Many countries in the region will feel “knock-on effects” of rising tariffs because they are tied to supply chains that feed into Chinese exports, Sudhir Shetty, the World Bank’s chief economist for East Asia and Pacific region, told reporters in Jakarta on Thursday, reported by MANA correspondent.
“A lot of those, although they may finally be assembled and put together and exported as Chinese products, are the result of a value chain that stretches across this region, particularly in some of the larger” Southeast Asian economies, he said.
“The success of this region is based on open trade, it’s based on the development of these value chains that over the last decade or so have increasingly centered on China,” he said.

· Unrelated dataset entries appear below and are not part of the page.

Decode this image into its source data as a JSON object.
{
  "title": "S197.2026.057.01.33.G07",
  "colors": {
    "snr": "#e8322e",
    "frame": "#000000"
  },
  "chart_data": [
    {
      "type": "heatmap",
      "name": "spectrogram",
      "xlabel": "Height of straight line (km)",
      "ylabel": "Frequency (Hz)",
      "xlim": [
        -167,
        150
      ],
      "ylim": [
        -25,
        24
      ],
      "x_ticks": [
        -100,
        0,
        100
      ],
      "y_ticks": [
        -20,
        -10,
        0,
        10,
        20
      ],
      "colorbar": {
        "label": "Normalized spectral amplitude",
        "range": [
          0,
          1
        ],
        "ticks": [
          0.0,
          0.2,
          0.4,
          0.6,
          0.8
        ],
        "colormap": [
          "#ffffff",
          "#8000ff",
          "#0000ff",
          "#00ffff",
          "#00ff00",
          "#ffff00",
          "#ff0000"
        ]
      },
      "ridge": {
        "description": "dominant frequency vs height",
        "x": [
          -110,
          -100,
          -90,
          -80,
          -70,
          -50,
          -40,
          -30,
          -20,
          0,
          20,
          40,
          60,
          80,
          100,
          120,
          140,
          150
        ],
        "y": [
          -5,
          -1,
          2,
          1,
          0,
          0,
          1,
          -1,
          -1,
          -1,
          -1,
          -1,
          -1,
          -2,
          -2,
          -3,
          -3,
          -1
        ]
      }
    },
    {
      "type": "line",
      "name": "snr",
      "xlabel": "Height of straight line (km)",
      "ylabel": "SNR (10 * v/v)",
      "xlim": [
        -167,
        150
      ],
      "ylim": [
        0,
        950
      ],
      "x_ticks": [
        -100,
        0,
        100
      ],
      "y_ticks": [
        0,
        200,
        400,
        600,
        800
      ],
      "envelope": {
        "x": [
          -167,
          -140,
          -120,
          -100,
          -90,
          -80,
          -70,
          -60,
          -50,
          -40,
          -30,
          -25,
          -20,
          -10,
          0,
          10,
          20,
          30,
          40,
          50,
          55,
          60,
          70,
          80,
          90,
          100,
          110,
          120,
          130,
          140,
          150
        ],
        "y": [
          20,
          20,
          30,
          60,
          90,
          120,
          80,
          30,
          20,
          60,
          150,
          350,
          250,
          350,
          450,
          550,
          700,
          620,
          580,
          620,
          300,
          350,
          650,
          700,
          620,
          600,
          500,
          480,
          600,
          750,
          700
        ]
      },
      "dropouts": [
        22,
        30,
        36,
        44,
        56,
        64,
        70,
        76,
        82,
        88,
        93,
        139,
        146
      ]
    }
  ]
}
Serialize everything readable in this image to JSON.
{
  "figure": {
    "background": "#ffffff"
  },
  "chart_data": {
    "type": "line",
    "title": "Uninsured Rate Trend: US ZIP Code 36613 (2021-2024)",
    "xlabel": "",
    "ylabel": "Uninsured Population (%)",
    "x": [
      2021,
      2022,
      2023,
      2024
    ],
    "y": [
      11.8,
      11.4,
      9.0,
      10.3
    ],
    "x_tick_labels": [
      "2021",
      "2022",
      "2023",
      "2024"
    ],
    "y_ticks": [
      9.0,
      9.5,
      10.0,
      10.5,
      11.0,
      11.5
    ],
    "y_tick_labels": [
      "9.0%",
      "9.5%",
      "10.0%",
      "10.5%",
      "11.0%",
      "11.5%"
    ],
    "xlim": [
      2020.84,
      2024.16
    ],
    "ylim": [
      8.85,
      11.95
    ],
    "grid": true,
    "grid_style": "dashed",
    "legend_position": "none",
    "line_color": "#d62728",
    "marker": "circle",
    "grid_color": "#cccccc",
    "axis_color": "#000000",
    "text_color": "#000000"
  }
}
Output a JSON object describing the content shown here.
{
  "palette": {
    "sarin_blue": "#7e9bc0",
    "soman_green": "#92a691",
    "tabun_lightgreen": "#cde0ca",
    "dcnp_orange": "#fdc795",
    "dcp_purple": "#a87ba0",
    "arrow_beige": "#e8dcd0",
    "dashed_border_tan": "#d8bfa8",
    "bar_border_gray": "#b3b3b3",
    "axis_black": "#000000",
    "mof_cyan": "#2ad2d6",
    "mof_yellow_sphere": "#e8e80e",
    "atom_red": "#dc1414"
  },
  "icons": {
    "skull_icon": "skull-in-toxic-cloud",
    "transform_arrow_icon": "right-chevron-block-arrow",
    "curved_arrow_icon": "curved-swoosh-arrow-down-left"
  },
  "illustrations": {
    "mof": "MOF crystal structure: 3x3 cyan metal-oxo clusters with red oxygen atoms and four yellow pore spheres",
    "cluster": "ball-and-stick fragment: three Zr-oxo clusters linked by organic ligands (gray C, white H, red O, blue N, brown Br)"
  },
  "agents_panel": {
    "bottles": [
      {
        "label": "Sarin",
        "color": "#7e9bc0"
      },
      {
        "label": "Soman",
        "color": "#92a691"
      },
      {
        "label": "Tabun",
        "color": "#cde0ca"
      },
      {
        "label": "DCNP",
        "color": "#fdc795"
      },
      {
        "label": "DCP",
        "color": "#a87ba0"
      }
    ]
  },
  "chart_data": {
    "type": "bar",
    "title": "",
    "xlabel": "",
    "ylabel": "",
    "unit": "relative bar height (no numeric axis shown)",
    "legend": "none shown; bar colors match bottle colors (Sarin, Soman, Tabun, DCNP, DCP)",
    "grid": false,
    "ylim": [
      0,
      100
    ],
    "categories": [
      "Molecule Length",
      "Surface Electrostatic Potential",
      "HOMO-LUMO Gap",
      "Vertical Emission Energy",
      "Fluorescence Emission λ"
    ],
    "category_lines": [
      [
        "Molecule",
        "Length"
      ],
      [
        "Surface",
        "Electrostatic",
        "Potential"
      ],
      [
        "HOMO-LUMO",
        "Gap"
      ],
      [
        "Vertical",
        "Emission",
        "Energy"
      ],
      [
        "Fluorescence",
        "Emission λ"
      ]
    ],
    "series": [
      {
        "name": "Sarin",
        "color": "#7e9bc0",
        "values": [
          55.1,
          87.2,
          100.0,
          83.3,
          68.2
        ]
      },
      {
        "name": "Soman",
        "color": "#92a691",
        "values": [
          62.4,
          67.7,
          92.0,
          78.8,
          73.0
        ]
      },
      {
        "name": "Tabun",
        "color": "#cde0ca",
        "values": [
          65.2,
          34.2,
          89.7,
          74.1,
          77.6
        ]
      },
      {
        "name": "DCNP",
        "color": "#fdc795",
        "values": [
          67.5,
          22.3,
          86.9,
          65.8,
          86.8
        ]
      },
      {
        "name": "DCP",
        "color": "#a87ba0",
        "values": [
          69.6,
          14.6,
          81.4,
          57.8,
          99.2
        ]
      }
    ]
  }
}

The world’s two biggest economies have threatened to impose tariffs on each other’s exports, clouding the outlook for global trade and growth. Chinese President Xi Jinping on Wednesday pledged to further open up some sectors in the economy, helping to ease some of the tension.
Shetty said the impact of the tariffs would be felt greatest on the U.S. and China, and growth in advanced economies, including the U.S., could slow.
Exports are already faltering in some economies with shipments falling in Malaysia and the Philippines in February from a year earlier.
“Nobody actually will stand to gain in a trade war,” J. Jayasiri, Secretary General of Malaysia’s Ministry of International Trade and Industry, said in an interview on Wednesday. “Today, trade is so interdependent and Malaysia, being a small market, we look to the global market.”
“We are also part of the whole supply chain – we export parts and components to both China and the U.S.,” he said in Kuala Lumpur. “When our parts and components are in the products that are subjected to high tariffs in each other’s markets, there will be less opportunity for our parts and components to be exported to those markets.”